The Master Bedroom Dismembering – ‘The Castle House’ or ‘The Klindt Castle,’ 1220 Royal Oaks Drive, Davenport, Iowa, IA 52806, United States of America
For sale for £329,000 ($369,000, €377,000 or درهم1.4 million) directly through its current owner, Nancy Townsend Klemme.
Sold to its current owner for £101,000 in October 1996, this is the house where Dr Jim Klindt, a chiropractor, killed his wife Joyce on 18th March 1983 by lobbing a pool ball at her head in their bedroom. He subsequently dismembered her body with a chainsaw, dumped the pieces into the Mississippi river and was sentenced to the maximum 50 years in prison in 1984 for his crimes.
Of why she bought the 3,150 square foot 3-bedroom property, Nancy Townsend Klemme – whose own mother was murdered also – told the New York Post in September: “We bought the house due to the beauty of it and the uniqueness. We were 100% aware of what happened there but it didn’t bother us… I like unique houses.” She is selling up to move to a former monastery she has purchased.
Dr Klindt was released from prison for good behaviour in 2004 and opened a taco stand named Eats and Sweets in 2006 after working for eight out of the twenty years he spent in prison as a cook. He was arrested repeatedly after his release – for drug possession, traffic offences and interfering with officers amongst other things – but later turned to charity work.
Of attempting to do good deeds, the “strong as a bull” doctor – who died in November 2010 after suffering a “bad fall” – remarked: “I figured if you can make something good out of something that wasn’t so good, that’s good. I told them they should use my notoriety to get a few bucks for the kids.”
Turning to whether he felt any remorse for killing his wife – who’d planned to divorce him – Dr Klindt added: “I apologised for the act, I apologised for the lies.” A letter he sent to Joyce Klindt’s family, Criminal revealed, was never answered and supposedly his son “doesn’t like it much when reporters write stories about his dad’s crime.”
A Coffee and Concrete Bather, Horror in Honolulu – 357 Lelekepue Place, Hawaii Loa Ridge, Diamond Head, East Honolulu, Hawaii, HI 96821, United States of America
Recently sold for £2.296 million ($2.575 million, €2.630 million or درهم9.457 million) by Heidi Bertucci of Corcoran Pacific Properties.

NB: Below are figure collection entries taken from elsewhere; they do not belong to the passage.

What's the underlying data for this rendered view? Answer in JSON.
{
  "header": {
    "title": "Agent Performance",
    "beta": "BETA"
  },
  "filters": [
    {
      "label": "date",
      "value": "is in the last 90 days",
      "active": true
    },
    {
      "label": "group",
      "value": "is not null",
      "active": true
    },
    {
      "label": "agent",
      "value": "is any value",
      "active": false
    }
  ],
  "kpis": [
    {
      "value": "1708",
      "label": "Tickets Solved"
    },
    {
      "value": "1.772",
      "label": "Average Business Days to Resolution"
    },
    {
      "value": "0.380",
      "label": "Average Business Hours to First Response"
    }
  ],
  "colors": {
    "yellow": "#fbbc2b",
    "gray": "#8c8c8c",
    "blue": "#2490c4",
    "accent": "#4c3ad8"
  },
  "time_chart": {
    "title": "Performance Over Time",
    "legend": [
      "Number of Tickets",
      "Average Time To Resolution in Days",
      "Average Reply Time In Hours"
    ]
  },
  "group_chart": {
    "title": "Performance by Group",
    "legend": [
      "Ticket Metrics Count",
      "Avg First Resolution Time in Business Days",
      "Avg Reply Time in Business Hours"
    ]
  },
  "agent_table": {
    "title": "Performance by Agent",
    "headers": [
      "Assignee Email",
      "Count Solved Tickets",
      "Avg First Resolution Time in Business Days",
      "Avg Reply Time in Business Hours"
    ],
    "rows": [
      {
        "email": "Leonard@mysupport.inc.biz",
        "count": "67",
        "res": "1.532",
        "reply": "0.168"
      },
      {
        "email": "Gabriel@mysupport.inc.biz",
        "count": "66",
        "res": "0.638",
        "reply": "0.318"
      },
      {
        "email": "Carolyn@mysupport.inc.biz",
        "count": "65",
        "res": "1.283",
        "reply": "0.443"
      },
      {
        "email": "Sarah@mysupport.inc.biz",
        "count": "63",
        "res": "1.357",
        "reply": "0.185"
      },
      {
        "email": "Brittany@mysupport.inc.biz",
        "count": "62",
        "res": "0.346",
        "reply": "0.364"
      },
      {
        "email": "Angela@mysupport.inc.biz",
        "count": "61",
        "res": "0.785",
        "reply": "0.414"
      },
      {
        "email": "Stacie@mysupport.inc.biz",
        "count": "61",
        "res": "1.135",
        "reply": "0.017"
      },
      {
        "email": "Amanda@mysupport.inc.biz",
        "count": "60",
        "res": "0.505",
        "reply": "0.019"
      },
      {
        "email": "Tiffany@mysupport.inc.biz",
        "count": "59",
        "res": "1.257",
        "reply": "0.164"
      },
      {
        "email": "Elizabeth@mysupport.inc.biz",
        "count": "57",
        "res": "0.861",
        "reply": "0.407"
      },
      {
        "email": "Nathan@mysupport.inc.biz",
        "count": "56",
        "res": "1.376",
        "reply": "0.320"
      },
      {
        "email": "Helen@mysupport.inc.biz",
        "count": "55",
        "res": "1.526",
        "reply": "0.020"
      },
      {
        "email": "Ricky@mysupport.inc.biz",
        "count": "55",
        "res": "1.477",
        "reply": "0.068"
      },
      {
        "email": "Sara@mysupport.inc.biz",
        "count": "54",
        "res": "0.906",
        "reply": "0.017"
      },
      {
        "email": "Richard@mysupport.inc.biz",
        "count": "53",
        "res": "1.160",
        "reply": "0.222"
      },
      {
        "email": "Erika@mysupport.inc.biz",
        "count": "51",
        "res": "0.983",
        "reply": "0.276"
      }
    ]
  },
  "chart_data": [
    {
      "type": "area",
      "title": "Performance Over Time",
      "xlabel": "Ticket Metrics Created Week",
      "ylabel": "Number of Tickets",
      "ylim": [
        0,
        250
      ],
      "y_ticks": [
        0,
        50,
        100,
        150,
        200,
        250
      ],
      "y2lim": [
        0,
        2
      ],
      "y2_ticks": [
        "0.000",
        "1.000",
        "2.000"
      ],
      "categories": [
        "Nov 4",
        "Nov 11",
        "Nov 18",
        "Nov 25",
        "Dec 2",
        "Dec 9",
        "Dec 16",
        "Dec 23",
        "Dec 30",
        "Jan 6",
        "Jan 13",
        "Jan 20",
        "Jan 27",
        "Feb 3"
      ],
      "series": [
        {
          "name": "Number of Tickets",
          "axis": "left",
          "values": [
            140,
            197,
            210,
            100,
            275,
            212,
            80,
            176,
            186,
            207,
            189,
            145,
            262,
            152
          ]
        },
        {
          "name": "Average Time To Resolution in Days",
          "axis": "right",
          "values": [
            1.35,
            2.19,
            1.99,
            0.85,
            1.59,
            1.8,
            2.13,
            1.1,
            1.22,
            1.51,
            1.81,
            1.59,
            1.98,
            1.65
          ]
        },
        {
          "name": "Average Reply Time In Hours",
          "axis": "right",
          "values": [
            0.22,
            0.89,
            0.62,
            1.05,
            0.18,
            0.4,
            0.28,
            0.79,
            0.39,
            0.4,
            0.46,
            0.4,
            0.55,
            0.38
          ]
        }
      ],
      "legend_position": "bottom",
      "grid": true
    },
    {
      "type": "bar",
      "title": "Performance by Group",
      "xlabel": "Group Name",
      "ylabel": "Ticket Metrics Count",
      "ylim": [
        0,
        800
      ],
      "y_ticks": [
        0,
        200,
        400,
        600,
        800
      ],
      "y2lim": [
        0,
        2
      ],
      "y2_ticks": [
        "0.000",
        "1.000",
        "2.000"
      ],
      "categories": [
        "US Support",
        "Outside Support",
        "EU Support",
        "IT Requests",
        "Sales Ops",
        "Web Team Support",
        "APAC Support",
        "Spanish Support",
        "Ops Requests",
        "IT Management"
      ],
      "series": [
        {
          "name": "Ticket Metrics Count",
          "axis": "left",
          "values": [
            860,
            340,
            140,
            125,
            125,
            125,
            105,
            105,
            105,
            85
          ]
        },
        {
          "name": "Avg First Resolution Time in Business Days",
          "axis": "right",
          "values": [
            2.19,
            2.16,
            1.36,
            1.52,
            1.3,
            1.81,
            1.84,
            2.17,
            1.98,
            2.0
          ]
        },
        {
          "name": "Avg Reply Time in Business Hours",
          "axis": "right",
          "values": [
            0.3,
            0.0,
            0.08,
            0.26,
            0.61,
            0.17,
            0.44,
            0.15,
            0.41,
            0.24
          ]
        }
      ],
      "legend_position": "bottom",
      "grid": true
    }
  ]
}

Just sold for a sum 13.7% higher than the £1.957 million it was knocked down to Gary Ruby for in November 2020, this 2,327 square foot gated community 3-bedroom, 3-bathroom residence was marketed as an “entertainer’s dream” by selling agents Corcoran Pacific Properties.
Sadly for 73-year-old Mr Ruby, the ‘entertainment’ didn’t last long at this seaside address as he was strangled to death there by his 23-year-old male lover Juan Tejedor Baron on 8th February 2022 after he had revealed to him that he had HIV.
Baron subsequently entombed Ruby’s body in concrete – to which he somewhat ludicrously added coffee beans believing they would help “better mask the smell of the decomposing body” – before stealing his victim’s Audi A6. He then fled with his other lover, 34-year-old Scott Hannon, to California.
Subsequently arrested and charged in March, Juan Tejedor Baron’s trial has now been delayed until January 2023. Whether the new owners of this murder house will serve their guests coffee remains unknown, but the Beat of Hawaii website confirmed in August that listing agent Heidi Bertucci “said the property received a true Hawaiian blessing before being listed for sale.” She graciously also added that the “bathtub has, of course, since been replaced.”
Love it. Thanks, Matthew. Appeals to my baser instincts for low level tabloid gossip.
Thank you, Margaret. I do enjoy researching the more bizarre cases and some of these are truly exactly that.
A somewhat stomach-churning read, Matthew.